This text was initially printed by Hakai Journal.
When a real-estate improvement threatened the stays of a Thirteenth-century coastal fishing web site on southern Brazil’s Santa Catarina Island in 1996, archaeologists rushed to excavate. They quickly collected what they may from the Rio do Meio web site—pottery, instruments, animal stays. The historic web site now sits below a well-liked beachfront property. Fortuitously, although, the artifacts are tucked safely away within the museum on the Federal College of Santa Catarina (UFSC).
About 750 to 500 years in the past, Indigenous peoples journeyed to the realm to fish. Sharks have been an vital a part of their food regimen, and, after a profitable hunt, the fishers would butcher bull sharks, nice white sharks, sand tiger sharks, and different species at Rio do Meio earlier than transporting the meat away. Fortunately for Guilherme Burg Mayer, a graduate pupil in ecology at UFSC, the hunters left the sharks’ severed heads behind. The college museum’s assortment from Rio do Meio contains tooth from not less than eight totally different species—and shark tooth are a treasure chest of knowledge.
In a latest paper, Burg Mayer and his colleague in contrast these excavated tooth with fashionable shark tooth collected in the identical area from 1975 to 2010. Utilizing a technique known as stable-isotope evaluation, which yields insights into an animal’s food regimen and atmosphere, the staff recognized variations between the 2 units of tooth that doubtless replicate how the area’s marine ecosystem has modified over the centuries, and the way sharks have tailored.
“I feel a whole lot of of us simply suppose that shark tooth are triangular pointy issues,” says Sora Kim, a stable-isotope biogeochemist at UC Merced who additionally research shark tooth however wasn’t concerned within the Rio do Meio evaluation. This strategy is comparatively new, Kim says, and scientists can be taught lots from the form and chemistry of shark tooth.
Like human tooth, shark chompers include collagen, a sort of protein that features totally different parts, corresponding to nitrogen and carbon that animals get from their meals. Though scientists can’t inform precisely what an animal has eaten from analyzing its tooth, Burg Mayer’s staff was capable of glean clues in regards to the sharks’ diets and their rankings as predators by evaluating totally different types of nitrogen, known as isotopes, between the 2 dental units. Increased nitrogen-isotope values counsel that an animal is feeding larger on the meals chain—that’s, extra more likely to be consuming carnivorous or herbivorous prey than they’re to be consuming vegetation.
The researchers discovered that, centuries in the past, various kinds of sharks have been feeding on animals that occupied the identical degree of the meals net—prey that lived close to each other and ate comparable issues. Ecologists see such a food regimen overlap as factor, Burg Mayer says, as a result of it factors to a extra resilient meals net the place predators have a number of totally different prey to munch on. If one kind of tasty fish disappears, for instance, sharks have loads of others to eat.
In distinction, the diets of Brazil’s fashionable sharks have little overlap. As a substitute, sharks look like both chowing down on prey that will get little consideration from different sharks or consuming a extra numerous mixture of prey from totally different ranges of the meals net. A potential clarification for this shift, Burg Mayer says, is that sharks have grow to be much less choosy as fish species have declined in quantity, forcing them to snack on new meals. To the researchers, this transformation alerts a much less resilient ecosystem.

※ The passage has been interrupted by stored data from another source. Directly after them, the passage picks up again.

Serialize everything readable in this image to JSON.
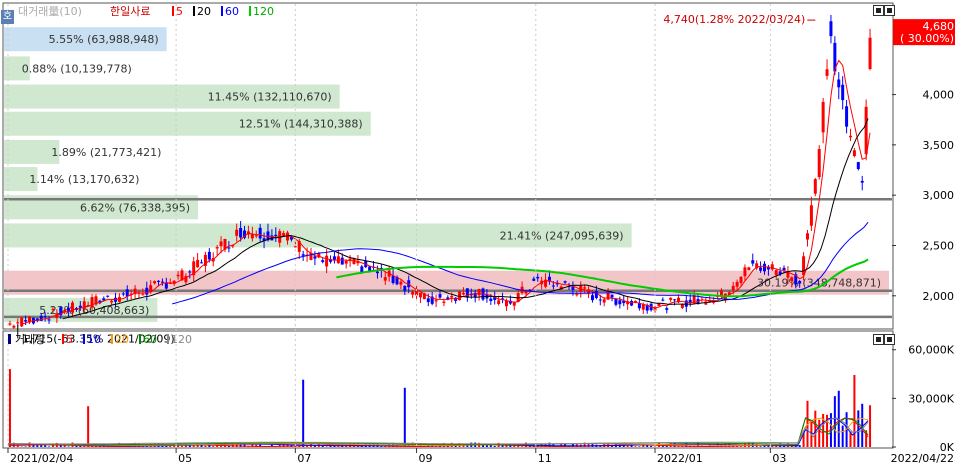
{
  "chart_data": [
    {
      "type": "candlestick",
      "legend": {
        "prefix": "대거래量(10)",
        "symbol": "한일사료",
        "items": [
          {
            "label": "5",
            "color": "#ff0000"
          },
          {
            "label": "20",
            "color": "#000000"
          },
          {
            "label": "60",
            "color": "#0000ff"
          },
          {
            "label": "120",
            "color": "#00cc00"
          }
        ]
      },
      "corner_label": "호",
      "y_ticks": [
        "4,000",
        "3,500",
        "3,000",
        "2,500",
        "2,000"
      ],
      "y_tick_values": [
        4000,
        3500,
        3000,
        2500,
        2000
      ],
      "ylim": [
        1680,
        4900
      ],
      "current_price": "4,680",
      "current_change": "( 30.00%)",
      "high_annotation": "4,740(1.28% 2022/03/24)",
      "low_annotation": "1,715(-63.35% 2021/02/09)",
      "horizontal_lines": [
        2960,
        2050,
        1790
      ],
      "volume_profile": [
        {
          "label": "5.55% (63,988,948)",
          "price": 4550
        },
        {
          "label": "0.88% (10,139,778)",
          "price": 4260
        },
        {
          "label": "11.45% (132,110,670)",
          "price": 3980
        },
        {
          "label": "12.51% (144,310,388)",
          "price": 3710
        },
        {
          "label": "1.89% (21,773,421)",
          "price": 3430
        },
        {
          "label": "1.14% (13,170,632)",
          "price": 3160
        },
        {
          "label": "6.62% (76,338,395)",
          "price": 2880
        },
        {
          "label": "21.41% (247,095,639)",
          "price": 2600
        },
        {
          "label": "30.19% (348,748,871)",
          "price": 2130
        },
        {
          "label": "5.23% (60,408,663)",
          "price": 1860
        }
      ],
      "ma_series": [
        {
          "name": "5",
          "color": "#ff0000"
        },
        {
          "name": "20",
          "color": "#000000"
        },
        {
          "name": "60",
          "color": "#0000ff"
        },
        {
          "name": "120",
          "color": "#00cc00"
        }
      ]
    },
    {
      "type": "bar",
      "title": "거래량",
      "legend": [
        {
          "label": "5",
          "color": "#ff0000"
        },
        {
          "label": "10",
          "color": "#0000ff"
        },
        {
          "label": "20",
          "color": "#ff9900"
        },
        {
          "label": "60",
          "color": "#008800"
        },
        {
          "label": "120",
          "color": "#888888"
        }
      ],
      "y_ticks": [
        "60,000K",
        "30,000K",
        "0K"
      ],
      "y_tick_values": [
        60000,
        30000,
        0
      ],
      "ylim": [
        0,
        66000
      ]
    }
  ],
  "x_axis": {
    "labels": [
      {
        "text": "2021/02/04",
        "date": "2021/02/04"
      },
      {
        "text": "05",
        "date": "2021/05"
      },
      {
        "text": "07",
        "date": "2021/07"
      },
      {
        "text": "09",
        "date": "2021/09"
      },
      {
        "text": "11",
        "date": "2021/11"
      },
      {
        "text": "2022/01",
        "date": "2022/01"
      },
      {
        "text": "03",
        "date": "2022/03"
      }
    ],
    "end_label": "2022/04/22"
  }
}
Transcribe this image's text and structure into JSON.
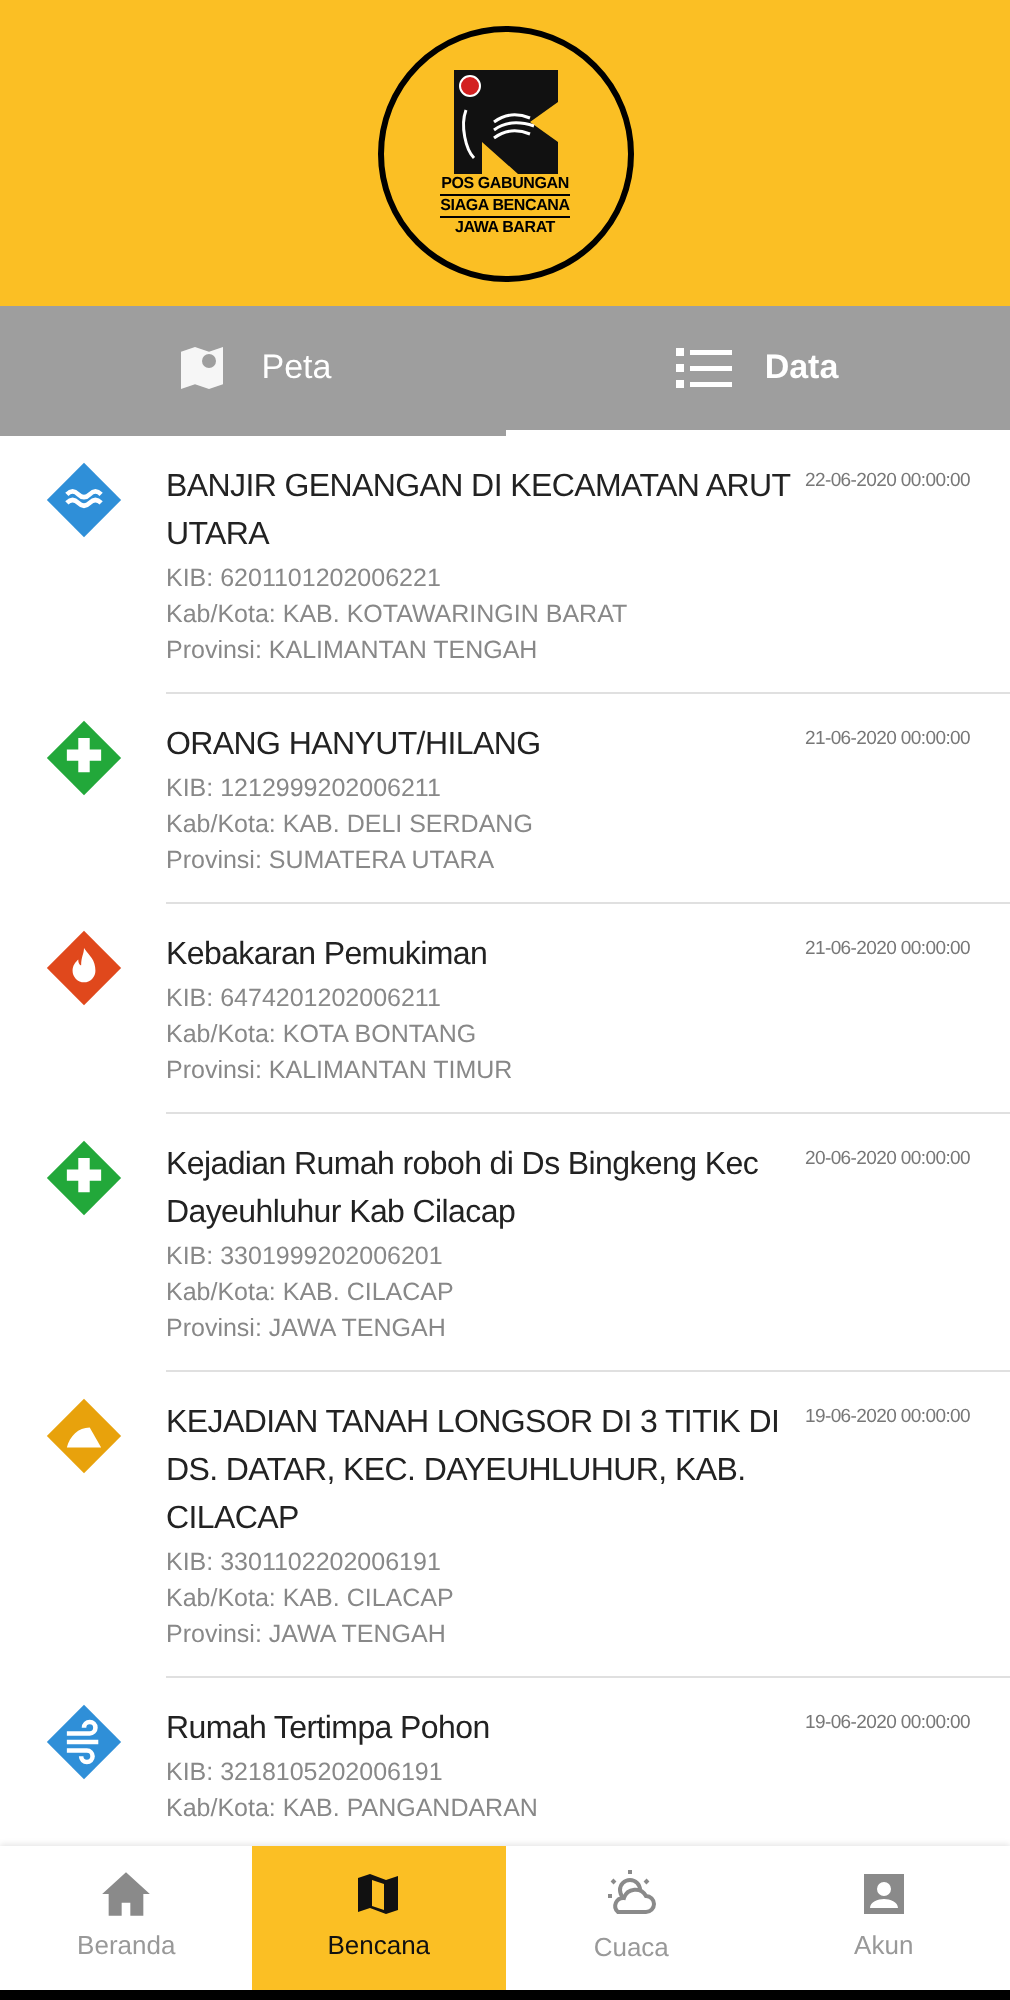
{
  "logo": {
    "lines": [
      "POS GABUNGAN",
      "SIAGA BENCANA",
      "JAWA BARAT"
    ]
  },
  "tabs": [
    {
      "label": "Peta",
      "kind": "map",
      "selected": false
    },
    {
      "label": "Data",
      "kind": "list",
      "selected": true
    }
  ],
  "items": [
    {
      "kind": "flood",
      "color": "#2f8fd8",
      "title": "BANJIR GENANGAN DI KECAMATAN ARUT UTARA",
      "date": "22-06-2020 00:00:00",
      "kib": "KIB: 6201101202006221",
      "kab": "Kab/Kota: KAB. KOTAWARINGIN BARAT",
      "prov": "Provinsi: KALIMANTAN TENGAH"
    },
    {
      "kind": "rescue",
      "color": "#22a83a",
      "title": "ORANG HANYUT/HILANG",
      "date": "21-06-2020 00:00:00",
      "kib": "KIB: 1212999202006211",
      "kab": "Kab/Kota: KAB. DELI SERDANG",
      "prov": "Provinsi: SUMATERA UTARA"
    },
    {
      "kind": "fire",
      "color": "#e0481c",
      "title": "Kebakaran Pemukiman",
      "date": "21-06-2020 00:00:00",
      "kib": "KIB: 6474201202006211",
      "kab": "Kab/Kota: KOTA BONTANG",
      "prov": "Provinsi: KALIMANTAN TIMUR"
    },
    {
      "kind": "rescue",
      "color": "#22a83a",
      "title": "Kejadian Rumah roboh di Ds Bingkeng Kec Dayeuhluhur Kab Cilacap",
      "date": "20-06-2020 00:00:00",
      "kib": "KIB: 3301999202006201",
      "kab": "Kab/Kota: KAB. CILACAP",
      "prov": "Provinsi: JAWA TENGAH"
    },
    {
      "kind": "landslide",
      "color": "#e8a20c",
      "title": "KEJADIAN TANAH LONGSOR DI 3 TITIK DI DS. DATAR, KEC. DAYEUHLUHUR, KAB. CILACAP",
      "date": "19-06-2020 00:00:00",
      "kib": "KIB: 3301102202006191",
      "kab": "Kab/Kota: KAB. CILACAP",
      "prov": "Provinsi: JAWA TENGAH"
    },
    {
      "kind": "wind",
      "color": "#2f8fd8",
      "title": "Rumah Tertimpa Pohon",
      "date": "19-06-2020 00:00:00",
      "kib": "KIB: 3218105202006191",
      "kab": "Kab/Kota: KAB. PANGANDARAN"
    }
  ],
  "nav": [
    {
      "label": "Beranda",
      "kind": "home",
      "selected": false
    },
    {
      "label": "Bencana",
      "kind": "map",
      "selected": true
    },
    {
      "label": "Cuaca",
      "kind": "weather",
      "selected": false
    },
    {
      "label": "Akun",
      "kind": "account",
      "selected": false
    }
  ]
}
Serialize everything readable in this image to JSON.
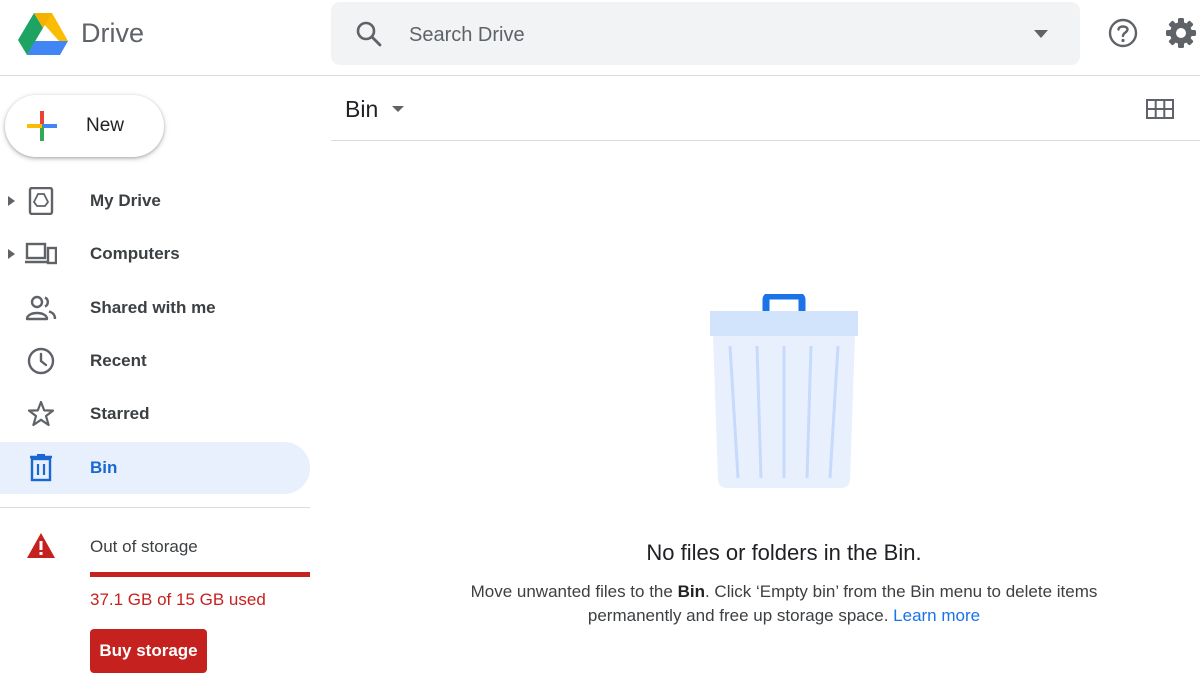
{
  "header": {
    "app_name": "Drive",
    "search_placeholder": "Search Drive"
  },
  "sidebar": {
    "new_label": "New",
    "items": [
      {
        "label": "My Drive",
        "icon": "my-drive-icon",
        "expandable": true
      },
      {
        "label": "Computers",
        "icon": "computers-icon",
        "expandable": true
      },
      {
        "label": "Shared with me",
        "icon": "shared-icon",
        "expandable": false
      },
      {
        "label": "Recent",
        "icon": "clock-icon",
        "expandable": false
      },
      {
        "label": "Starred",
        "icon": "star-icon",
        "expandable": false
      },
      {
        "label": "Bin",
        "icon": "bin-icon",
        "expandable": false,
        "active": true
      }
    ],
    "storage": {
      "title": "Out of storage",
      "usage_text": "37.1 GB of 15 GB used",
      "used_fraction": 1.0,
      "buy_label": "Buy storage"
    }
  },
  "main": {
    "title": "Bin",
    "empty_state": {
      "title": "No files or folders in the Bin.",
      "desc_part1": "Move unwanted files to the ",
      "desc_bold": "Bin",
      "desc_part2": ". Click ‘Empty bin’ from the Bin menu to delete items",
      "desc_line2": "permanently and free up storage space.",
      "learn_more": "Learn more"
    }
  },
  "colors": {
    "accent_blue": "#1a73e8",
    "active_bg": "#e8f0fe",
    "warning_red": "#c5221f",
    "bin_light": "#e8f0fe",
    "bin_lid": "#d2e3fc"
  }
}
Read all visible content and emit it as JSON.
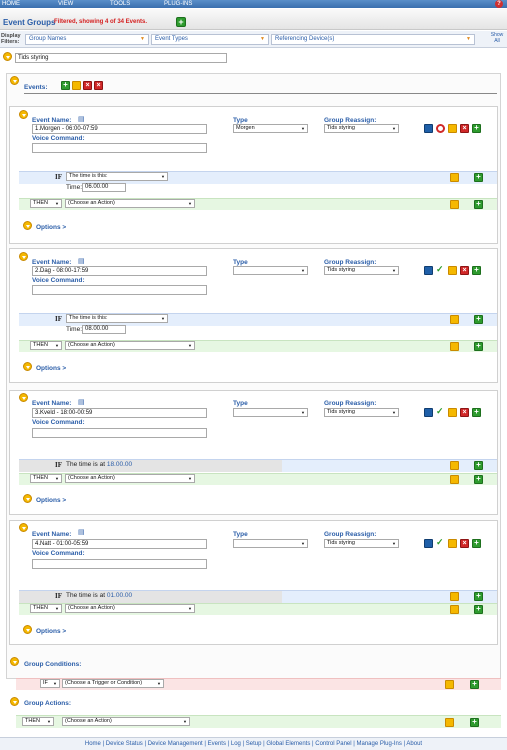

When the researchers zeroed in on one species—the sand tiger shark—they discovered that it has moved up the meals chain over time to grow to be one of many ecosystem’s prime predators. Burg Mayer says that fashionable members of the species are choosing their prey from larger on the meals chain as a result of it’s grow to be simpler; there are fewer sand tiger sharks left to compete for the most important and finest meal choices. Sand tiger sharks have been overfished in Brazil for many years and, in 2018, have been declared critically endangered within the area. (Fishing for the species was banned just a few years earlier than, although the meat remains to be bought illegally.)
However, as Kim factors out, stable-isotope evaluation can present solely that modifications have occurred; it could actually’t clarify why. Overfishing could or will not be guilty for sharks’ altering diets. And since sharks frequently lose and regrow their tooth, a single tooth is extra like a snapshot protecting just a few weeks or months of the animal’s life, not its complete life story, she provides. In the end, Kim says, with out further analysis, it’s troublesome to say precisely why sharks are consuming various things now than they have been a number of centuries in the past.
Regardless, the findings replicate a disturbance within the ecosystem that’s value additional investigation, Burg Mayer says. The research additionally showcases the resilience of sand tiger sharks even below difficult situations.
“This explicit group is adaptive to the modifications,” Burg Mayer says. “It’s attempting to outlive.”